Après la sortie de l’excellent ouvrage «  Stavelot-La Gleize » sur les chars Tigres de la Kampfgruppe Peiper, Hugues Wenkin, historien spécialiste de la Seconde Guerre mondiale, nous propose de découvrir le parcours du futur maréchal Erwin Rommel de sa naissance à la brillante campagne de France en 1940. 

CouvTout d’abord le livre, qui se présente sous la forme d’un album de 210 pages, est richement illustré de photos rares à la fois de la Grande Guerre mais aussi de la campagne de France de 1940. De plus, pour présenter son propos, l’auteur nous présente des cartes tactiques des différents assauts dirigés par Rommel de 1914 à 1918 alors qu’il n’est encore qu’un jeune officier subalterne à l’avenir prometteur. Les amateurs de jeux d’Histoire tactiques apprécieront cette matière pour concevoir des scénarios.

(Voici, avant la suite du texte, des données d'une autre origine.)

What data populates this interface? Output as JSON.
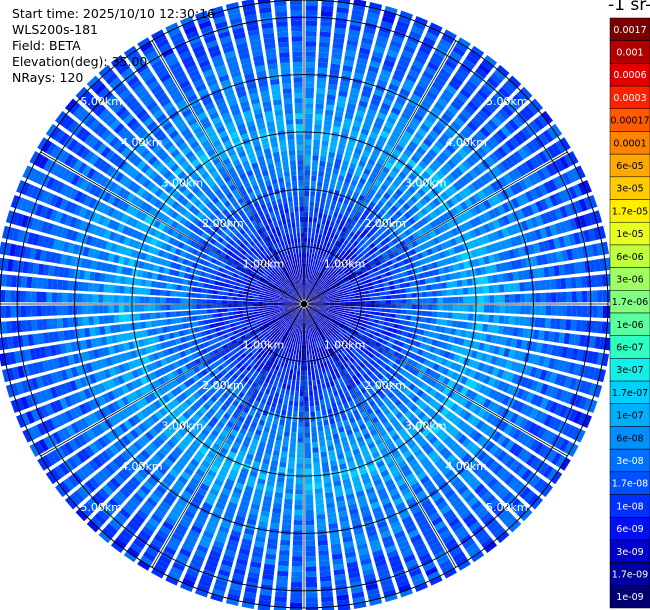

Mais ce livre est avant tout original par son récit, et notamment la première partie consacrée à l’expérience de Rommel, jeune officier de carrière issu famille bourgeoise (ses parents sont tous deux professeurs de mathématiques), pendant la Grande Guerre. Incorporé au sein de l’Infanterie Regiment 124, il se fait remarquer par son sens de l’initiative dès le 22 août 1914 lorsqu’il mène l’assaut du village de Bleid. Gravement blessé il ne reprend du service que fin janvier 1915 dans les tranchées boueuses de l’Artois. Là encore il brille par son inné du commandement. En 1916, il est muté dans les Vosges à la tête de la 2. Kompanie du Württemberger Gerbische Battalion qui dépend l’Alpen Korps, unité d’élite de l’armée du Kaiser. C’est là qu’il rencontre son mentor : le major Sproesser. Avec l’entrée en guerre de la Roumanie à l’été 1916, il part pour le front oriental dans les Alpes transylvaniennes où il excelle encore. En 1917, il est à nouveau transféré, cette fois sur le front italien et il se couvre de gloire au cours de la grande offensive de Caporetto en octobre. A sa grande déception et étant donné ses brillants états services, il termine la guerre sur le front français mais au sein de l’état-major 64 pour parfaire ses connaissances.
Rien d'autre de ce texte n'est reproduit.